His mind felt foggy – a sense that his dreams were still with him. There was danger and comfort there. A woman. A smile. A kiss. But also something feral. Disturbed. A voice echoed in his memory: You’re mine now.
Wasn’t that what Liz thought she’d heard? A voice saying that very thing?
He rubbed at his forehead. Shut up, McGhie.
He took a breath and dismissed his thinking as idiotic.
He looked along to the door into the conservatory. He should go for a swim, that would clear away these bizarre thoughts.
One of the benefits of swimming he’d somehow forgotten was the meditative state he would go into, as he felt the stretch and pull of his muscles, and the rhythm of lifting his head and to the side, breathing in, then dropping it again and exhaling into the water.
Forty laps later, with a satisfying ache in his arms, chest and shoulders, he climbed out of the pool, located a towel and wrapped it round his waist and looked out of the expanse of window at the ordered greenery, saw nature curbed by blade and brawn. Judging by the clear sky he was in for another day of sunshine, and he vaguely wondered why that thought didn’t fill him with cheer.
Fortified by a plate of bacon and eggs and carrying a mug of coffee, he walked into the library and took a seat behind the desk. The heat of the day fell on his back through the window. He would take time to enjoy the sunshine later, he thought; first he’d like to get a handle on Alexander Fitzpatrick.

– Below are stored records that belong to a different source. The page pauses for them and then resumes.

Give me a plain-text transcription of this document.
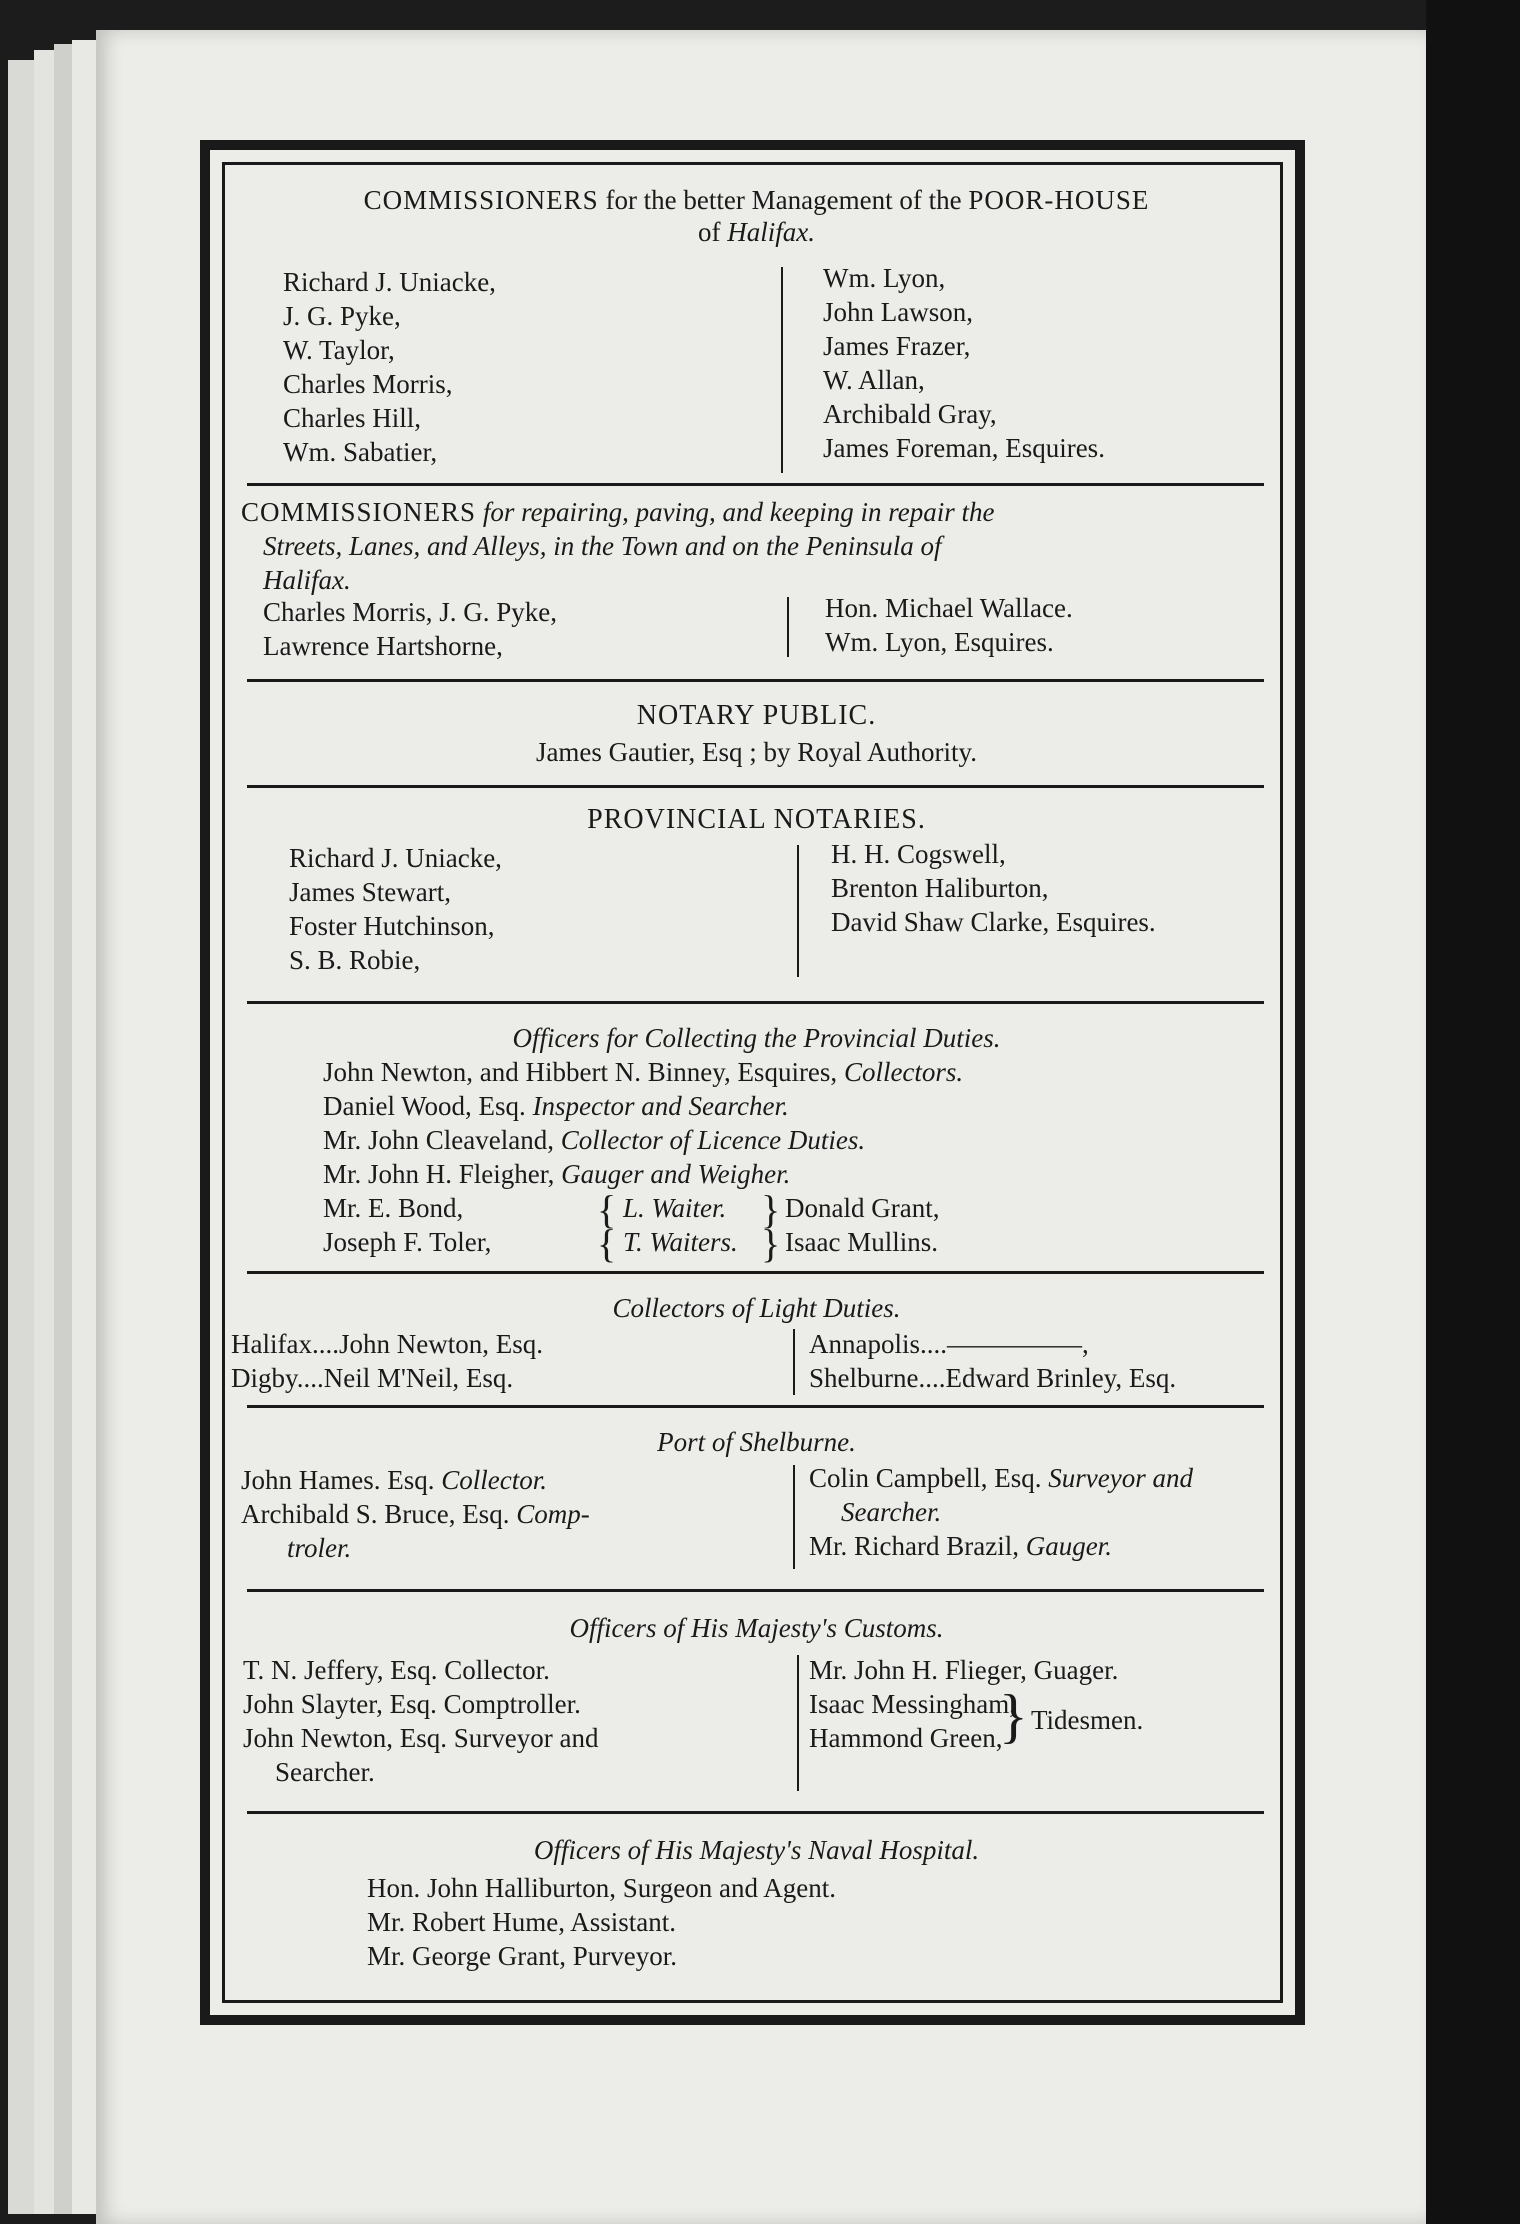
COMMISSIONERS for the better Management of the POOR-HOUSE
of Halifax.
Richard J. Uniacke,
J. G. Pyke,
W. Taylor,
Charles Morris,
Charles Hill,
Wm. Sabatier,
Wm. Lyon,
John Lawson,
James Frazer,
W. Allan,
Archibald Gray,
James Foreman, Esquires.
COMMISSIONERS for repairing, paving, and keeping in repair the
Streets, Lanes, and Alleys, in the Town and on the Peninsula of
Halifax.
Charles Morris, J. G. Pyke,
Lawrence Hartshorne,
Hon. Michael Wallace.
Wm. Lyon, Esquires.
NOTARY PUBLIC.
James Gautier, Esq ; by Royal Authority.
PROVINCIAL NOTARIES.
Richard J. Uniacke,
James Stewart,
Foster Hutchinson,
S. B. Robie,
H. H. Cogswell,
Brenton Haliburton,
David Shaw Clarke, Esquires.
Officers for Collecting the Provincial Duties.
John Newton, and Hibbert N. Binney, Esquires, Collectors.
Daniel Wood, Esq. Inspector and Searcher.
Mr. John Cleaveland, Collector of Licence Duties.
Mr. John H. Fleigher, Gauger and Weigher.
Mr. E. Bond,
Joseph F. Toler,
{
{
L. Waiter.
T. Waiters.
}
}
Donald Grant,
Isaac Mullins.
Collectors of Light Duties.
Halifax....John Newton, Esq.
Digby....Neil M'Neil, Esq.
Annapolis....—————,
Shelburne....Edward Brinley, Esq.
Port of Shelburne.
John Hames. Esq. Collector.
Archibald S. Bruce, Esq. Comp-
troler.
Colin Campbell, Esq. Surveyor and
Searcher.
Mr. Richard Brazil, Gauger.
Officers of His Majesty's Customs.
T. N. Jeffery, Esq. Collector.
John Slayter, Esq. Comptroller.
John Newton, Esq. Surveyor and
Searcher.
Mr. John H. Flieger, Guager.
Isaac Messingham,
Hammond Green,
} Tidesmen.
Officers of His Majesty's Naval Hospital.
Hon. John Halliburton, Surgeon and Agent.
Mr. Robert Hume, Assistant.
Mr. George Grant, Purveyor.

The notebooks. He’d discounted them the day before, but if they were full of stuff that the old fella found important then that would surely be a good indicator of how the man’s mind worked.

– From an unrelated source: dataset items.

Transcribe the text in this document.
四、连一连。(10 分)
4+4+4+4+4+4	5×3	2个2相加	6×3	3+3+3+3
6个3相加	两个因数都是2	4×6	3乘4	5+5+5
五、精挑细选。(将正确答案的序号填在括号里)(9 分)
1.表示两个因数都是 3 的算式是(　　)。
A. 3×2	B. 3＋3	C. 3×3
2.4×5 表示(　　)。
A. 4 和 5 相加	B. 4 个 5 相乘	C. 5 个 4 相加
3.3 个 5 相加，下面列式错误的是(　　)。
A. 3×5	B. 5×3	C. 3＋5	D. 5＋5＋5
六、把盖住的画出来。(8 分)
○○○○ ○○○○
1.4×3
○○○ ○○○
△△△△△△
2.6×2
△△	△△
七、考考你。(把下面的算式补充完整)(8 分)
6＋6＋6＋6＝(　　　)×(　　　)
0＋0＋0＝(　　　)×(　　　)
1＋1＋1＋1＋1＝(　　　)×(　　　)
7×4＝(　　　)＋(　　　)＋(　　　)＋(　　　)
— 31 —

He pulled the four notebooks out of the drawer and arranged them before him on the desk. Only four? There must be more somewhere. He took a sip of his coffee and opened one of them in the middle. At the top of the page was a quote from a movie:
‘Film: In a Lonely Place. “I was born when she kissed me. I died when she left me. I lived a few weeks while she loved me.”’
Ranald wasn’t sure how to take that.
He read it over again – ‘when she kissed me’ – and he was back in his dream of the previous night. A pair of ruby lips poised over him mid-pout, and then a sudden and sharp arousal.

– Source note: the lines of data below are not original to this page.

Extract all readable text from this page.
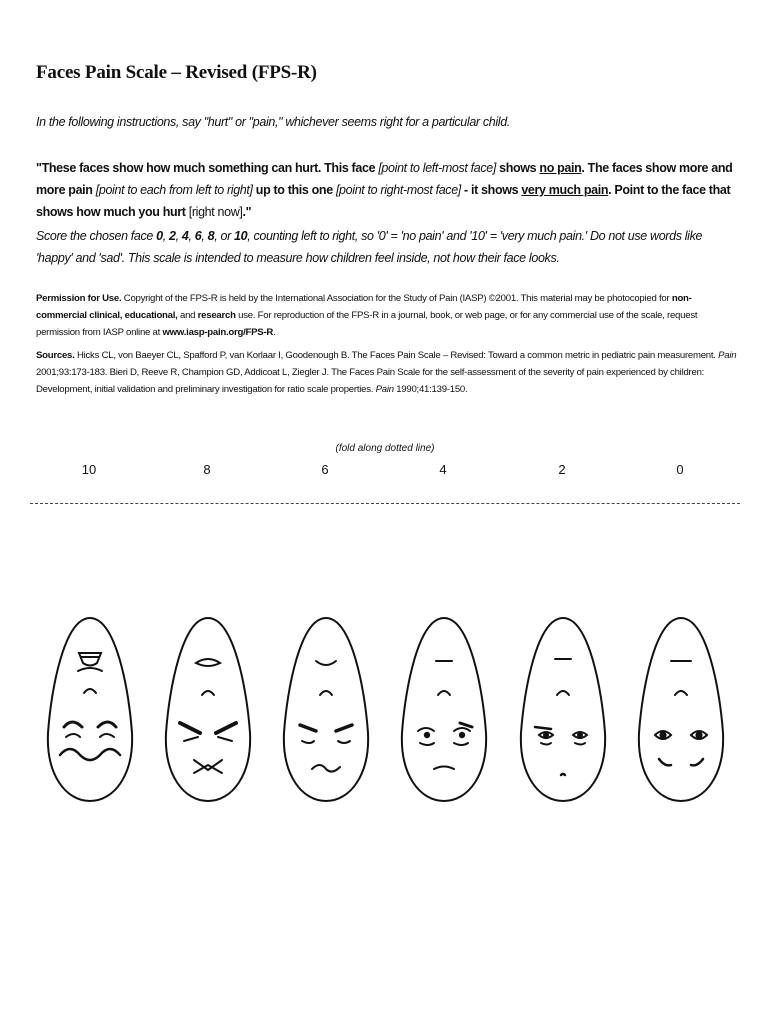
Faces Pain Scale – Revised (FPS-R)
In the following instructions, say "hurt" or "pain," whichever seems right for a particular child.
"These faces show how much something can hurt. This face [point to left-most face] shows no pain. The faces show more and more pain [point to each from left to right] up to this one [point to right-most face] - it shows very much pain. Point to the face that shows how much you hurt [right now]."
Score the chosen face 0, 2, 4, 6, 8, or 10, counting left to right, so '0' = 'no pain' and '10' = 'very much pain.' Do not use words like 'happy' and 'sad'. This scale is intended to measure how children feel inside, not how their face looks.
Permission for Use. Copyright of the FPS-R is held by the International Association for the Study of Pain (IASP) ©2001. This material may be photocopied for non-commercial clinical, educational, and research use. For reproduction of the FPS-R in a journal, book, or web page, or for any commercial use of the scale, request permission from IASP online at www.iasp-pain.org/FPS-R.
Sources. Hicks CL, von Baeyer CL, Spafford P, van Korlaar I, Goodenough B. The Faces Pain Scale – Revised: Toward a common metric in pediatric pain measurement. Pain 2001;93:173-183. Bieri D, Reeve R, Champion GD, Addicoat L, Ziegler J. The Faces Pain Scale for the self-assessment of the severity of pain experienced by children: Development, initial validation and preliminary investigation for ratio scale properties. Pain 1990;41:139-150.
(fold along dotted line)
10	8	6	4	2	0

He tried to distract himself by dipping back into the notebook. A few pages on was a quote from the man who was thought by many to be the Godfather of modern Scottish crime fiction, William McIlvanney: ‘Praise is lovely, but it’s like a hotel: you can’t live there for any length of time.’
Choosing another notebook, he opened it near the back and read a few lines that weren’t attributed to anyone. They read like scraps of poems. Was his great-uncle a writer like he was? This set off a surge of excitement. How sweet would that be if they had that in common?
He read on. The words seemed pressed onto the page with no discernible pattern – random thoughts that had blown through his great-uncle’s mind. Nothing linking them other than the fact they’d come from him.
‘…the day the sky fell in … her smile has a shadow … like a wordless tongue … her name was Jennie … Jennie full of grace … regret is a weight, a sodden cloak.’
Were these memories or random impressions?
Then on another page, Ranald read a short poem:
I should learn to listen.
Allow the words to settle
in that padded room between denial and acceptance.
But it would be easier to place one foot
on the low wall of a high bridge,
spread my arms crucifix-wide, lean forward
and will flight into the span of my arms.
What was that about? Something in it spoke to him. The words carried a sense of needing … and foreboding? Who should Fitz have listened to? What had he denied?
Closing the notebook he was studying, Ranald pushed his chair back from the desk, his fingers clasped as if in prayer, pressing on the underside of his nose. From what he had read he was sure he would have liked Fitz. But did he and Great-Uncle Alexander have more in common than blood?
A phrase echoed in his brain and found a point of resonance. He winced at the recognition.